Quarantine days come and go in waves. No two are entirely alike but they come and go all the same, moving in and out in steady movements punctuated by an echoing thunder that seems, right now, to present mocking reminders that the next day will be yet another spoke in the turning wheel. The thunder quickly fades into the background, blends into the horizon of oddities that have become a new normal. Each day leaves a little excess as it ends, the white foam that clings to wet sand on a beach when the water recedes. The excess changes every day: a pile of dishes in the sink from the night before, an unfinished essay that needs to be done, the hair bun that’s been tied up since yesterday’s lunchtime cup of Dunkin Donuts Breakfast Blend, and four unread emails.

One would think that time alone would allow for unimpeded time to accomplish things. Gwyneth Paltrow offered up the invaluable, unsolicited advice to her seven million Instagram followers that time in social isolation provides a great opportunity to write a book or learn a language, instrument, and online coding. Such a helpful thing to suggest from the comforts of a $10 million mansion in Los Angeles, isn’t it? Praise be the multimillionaires for their advice. Afterall, what is time if not an allowance to accomplish something? But I digress.

An abundance of unimpeded time might exist in quarantine but the motivation to take hold of that time and use it for something, constructive or otherwise, does not. Time that moves in such a way, punctuated by the ticking of a clock and nothing else, doesn’t allow for it. There’re no markers, no milestones, no meaning. The challenge must be wrestling with the meaninglessness of a construct that no longer provides an infrastructure for a day in a life . Does the life itself no longer exist or is it the time which doesn’t exist? I suppose it doesn't matter. We’re not free from time. Rather, we’re floating along, broken sticks on a stream that continues to move without our consent.

The sky is still here, though. Has anyone noticed it’s stayed the same in quarantine? But the idleness that might exist when one is ill and unable to leave their bed doesn’t exist here. There is always something that should be done or could be done. The time is there to stare at the sky, or the ceiling, and find patterns in the clouds or popcorn texture speckled along the drywall (I have found several in the last few hours- two llamas, a storm cloud, and a string of Christmas lights) but there isn’t time to enjoy it guilt-free. Time isn’t necessarily my own simply because I have an abundance of it. Maybe that’s the only difference between time in and out of isolation. Time outside of isolation, the time kept by alarms and clocks and appointments and obligations, cannot be ignored. That kind of time is a schedule which must be kept.

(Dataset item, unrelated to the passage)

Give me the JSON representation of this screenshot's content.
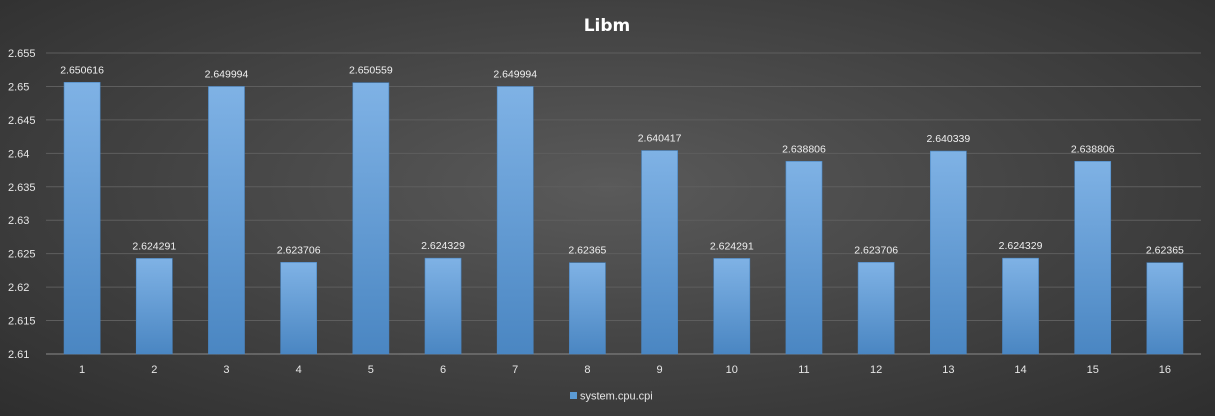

But time in isolation isn’t bound by the same pressures—that’s where the struggle lies. The pressure everyday life puts on someone is misappropriated as motivation. It’s the driving force which keeps us moving forward through the world, through our day, through time itself. Is this what happens to me without the motivating presence of constant, obvious pressure? Do I turn into a voided space?

Maybe a mind is no different than a body: one in motion stays in motion. Maybe to get through quarantine days, one must become like a bodysurfer; loose and open to the inertia of the waves but never drowning below the surface.

Works Cited

Woolf, Virginia. “On Being Ill.” Ashfield, MA: Paris Press, 2002. 3-28. Print.